WHAT IS TELEPHONE TRIAGE?


Telephone triage is the process by which a healthcare provider assesses presenting concerns that are relayed by a patient through a telephone encounter and determines the appropriate level of care based on the seriousness of the situation (Haddad et al., 2019). Telephone triage, however, does not involve making diagnoses—nursing or medical—by phone (ANA, 2019).

The clinician’s disposition is defined as a directive to the patient about the time, place, and reason for further evaluation and/or treatment. Safety in telephone triage is paramount and requires that dispositions be appropriate and timely in order to avoid delays in care—evaluation, diagnosis, and/or treatment—and to ensure that patients are seen before symptoms escalate. The term disposition in telephone triage is often used interchangeably with level of care.

Telephone triage is an integral component of ambulatory care practiced by licensed clinical professionals (most frequently nurses) and occurring within a range of practice settings, including emergency departments, primary care, pediatric practice, specialty services, and managed care environments. The American Academy of Ambulatory Care Nurses (AAACN, 2018) identifies registered nurses to be qualified to safely perform telephone triage. Similarly, most state boards of nursing identify clinical decision-making inherent in professional nursing practice.

Terminology

Naming conventions and titles for telephone triage services may be confusing and sometimes misleading. Terminology for this area of care delivery has included telephone triage, teletriage, telepractice, telenursing, telephone advice, and telehealth. Titles for telephone triage practitioners vary by settings, as there is not a standard. Some examples include phone nurse, advice nurse, and teletriagist.

For the purposes of this course, telephone triage is defined as clinical management of symptom-based calls by telephone only. Most often, telephone triage services are provided by nurses.

Other key terms that are closely related to telephone triage are telehealth, telemedicine, and telecare. Although they are similar and often used interchangeably, their meanings are different and are defined below for clarification. It is important to note that there are not standard definitions for the following “tele-” terms.

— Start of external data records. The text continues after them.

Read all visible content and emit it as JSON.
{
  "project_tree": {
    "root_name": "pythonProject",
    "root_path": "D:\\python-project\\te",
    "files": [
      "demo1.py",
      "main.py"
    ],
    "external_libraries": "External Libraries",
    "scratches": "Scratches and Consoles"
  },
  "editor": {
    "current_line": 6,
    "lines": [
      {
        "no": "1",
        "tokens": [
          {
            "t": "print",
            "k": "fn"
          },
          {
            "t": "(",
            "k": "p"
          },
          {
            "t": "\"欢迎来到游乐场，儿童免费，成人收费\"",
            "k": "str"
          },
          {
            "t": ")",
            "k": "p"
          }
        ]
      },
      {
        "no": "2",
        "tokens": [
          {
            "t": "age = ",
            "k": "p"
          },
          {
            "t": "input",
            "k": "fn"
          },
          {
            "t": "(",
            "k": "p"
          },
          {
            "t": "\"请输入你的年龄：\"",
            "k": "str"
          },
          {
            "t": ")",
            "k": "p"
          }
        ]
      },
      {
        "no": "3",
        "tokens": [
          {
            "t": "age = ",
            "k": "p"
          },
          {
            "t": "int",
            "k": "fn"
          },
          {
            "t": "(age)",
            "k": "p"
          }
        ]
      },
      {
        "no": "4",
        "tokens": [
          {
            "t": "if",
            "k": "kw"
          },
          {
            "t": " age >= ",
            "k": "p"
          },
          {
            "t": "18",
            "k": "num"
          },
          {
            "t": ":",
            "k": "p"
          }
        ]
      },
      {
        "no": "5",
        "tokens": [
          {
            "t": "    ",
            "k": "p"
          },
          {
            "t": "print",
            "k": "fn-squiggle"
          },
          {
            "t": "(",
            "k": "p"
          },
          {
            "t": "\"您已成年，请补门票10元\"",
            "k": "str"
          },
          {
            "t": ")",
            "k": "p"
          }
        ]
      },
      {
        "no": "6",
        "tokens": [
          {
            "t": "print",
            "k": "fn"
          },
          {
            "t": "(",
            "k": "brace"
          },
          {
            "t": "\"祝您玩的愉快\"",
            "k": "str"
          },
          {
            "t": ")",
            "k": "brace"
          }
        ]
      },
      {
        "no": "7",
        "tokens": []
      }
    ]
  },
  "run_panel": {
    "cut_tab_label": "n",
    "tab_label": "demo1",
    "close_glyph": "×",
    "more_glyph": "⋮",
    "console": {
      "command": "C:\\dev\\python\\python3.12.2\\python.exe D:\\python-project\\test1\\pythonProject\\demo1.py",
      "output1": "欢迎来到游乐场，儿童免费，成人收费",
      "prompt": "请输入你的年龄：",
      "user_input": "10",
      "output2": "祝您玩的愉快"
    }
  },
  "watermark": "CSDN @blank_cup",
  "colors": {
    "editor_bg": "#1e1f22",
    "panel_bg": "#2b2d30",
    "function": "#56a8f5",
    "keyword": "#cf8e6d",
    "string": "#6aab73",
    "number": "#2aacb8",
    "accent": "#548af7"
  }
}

Telehealth is commonly used as an umbrella term and is defined as the use of electronic information and telecommunication technologies to support long-distance clinical care by healthcare professionals, including but not limited to nurses, pharmacists, therapists, and social workers. It may involve patient health education, social support, and medication adherence as well as managing health issues and treatment for patients and caregivers (FCC, n.d.).

Telemedicine is a narrower term usually used by physicians and refers to the use of telecommunications technologies to support the delivery of medical, diagnostic, and treatment-related services (FCC, n.d.).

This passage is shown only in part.